A posthumous 1819 portrait of Mozart by Barbara Krafft.A posthumous 1819 portrait of Mozart by Barbara Krafft.

Flipping through a dusty folder of unidentified music scores in Budapest’s national library, Hungarian scholar Balazs Mikusi’s heart skipped a beat when he came across four pages of the score of a famous Mozart sonata – written by the composer himself.

Mikusi, head of the Hungarian National Szechenyi Library’s music collection, said about the moment he realised what he had stumbled on: “I of course remember the heartbeat. You are turning the pages of hundreds of sources which are obviously written by copiers, not the composer. And suddenly you see something that is a composer’s handwriting – and it even looks similar.

“I said ‘This looks like Mozart’, and very soon I realised this must be Mozart.”

Mikusi quickly cross-checked his finding with Mozart experts, and they confirmed his discovery. The four pages were the original score of the Piano Sonata in A Major, K.331, one of the composer’s best-known sonatas.

Wolfgang Amadeus Mozart wrote the sonata around 1783 and like most of his works, it was also copied down. This original score was believed to have been lost. Only one page is preserved in Salzburg.

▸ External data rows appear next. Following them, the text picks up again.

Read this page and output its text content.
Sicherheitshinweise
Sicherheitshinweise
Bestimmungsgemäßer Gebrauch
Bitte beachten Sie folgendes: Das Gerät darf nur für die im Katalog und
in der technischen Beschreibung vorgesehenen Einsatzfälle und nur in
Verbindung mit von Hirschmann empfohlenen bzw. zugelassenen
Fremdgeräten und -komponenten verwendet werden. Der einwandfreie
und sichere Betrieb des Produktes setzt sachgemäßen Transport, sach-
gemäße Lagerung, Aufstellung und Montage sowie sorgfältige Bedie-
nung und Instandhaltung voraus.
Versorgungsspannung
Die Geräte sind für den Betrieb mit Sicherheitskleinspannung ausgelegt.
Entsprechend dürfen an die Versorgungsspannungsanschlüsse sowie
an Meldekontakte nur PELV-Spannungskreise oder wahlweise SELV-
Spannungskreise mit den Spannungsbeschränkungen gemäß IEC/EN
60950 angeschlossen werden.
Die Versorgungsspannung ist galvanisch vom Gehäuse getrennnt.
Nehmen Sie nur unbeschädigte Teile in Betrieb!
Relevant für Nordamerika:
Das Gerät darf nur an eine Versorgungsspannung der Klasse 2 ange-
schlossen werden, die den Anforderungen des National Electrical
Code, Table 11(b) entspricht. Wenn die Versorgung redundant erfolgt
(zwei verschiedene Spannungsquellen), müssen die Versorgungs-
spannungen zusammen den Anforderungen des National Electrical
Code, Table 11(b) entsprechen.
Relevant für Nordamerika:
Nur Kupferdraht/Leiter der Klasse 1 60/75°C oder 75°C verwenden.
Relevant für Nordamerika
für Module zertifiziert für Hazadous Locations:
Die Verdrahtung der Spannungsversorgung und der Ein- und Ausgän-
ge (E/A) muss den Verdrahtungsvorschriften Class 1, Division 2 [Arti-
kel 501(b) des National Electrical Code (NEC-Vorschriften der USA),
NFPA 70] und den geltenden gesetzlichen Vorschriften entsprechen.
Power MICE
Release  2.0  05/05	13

On Sunday, Mikusi will present his finding in Salzburg to the Mozart scholar community.

He said many Mozart autographs even turn up at auctions, but the world has long known about those.

“What makes it very interesting is that it’s new. Nobody has ever seen this or if not ever, in the past 200 years,” he said.

“Everybody is intrigued, all the pianists, even average music lovers and, of course, Mozart scholars, of what is actually on this page, how should we reinterpret this sonata in the light of this discovery,” Mikusi said.

It remains a mystery how the score ended up in the collection of the Szechenyi library.

Mikusi said for Mozart scholars the most interesting thing will be to look at the differences between the original score and the copies that would provide plenty of debate worldwide.

“In the menuetto there are a couple of passages that have been much discussed, and many people started to correct the first edition, saying that Mozart’s autograph could not possibly have said that. And now we have the autograph and it actually confirms the first edition,” he said.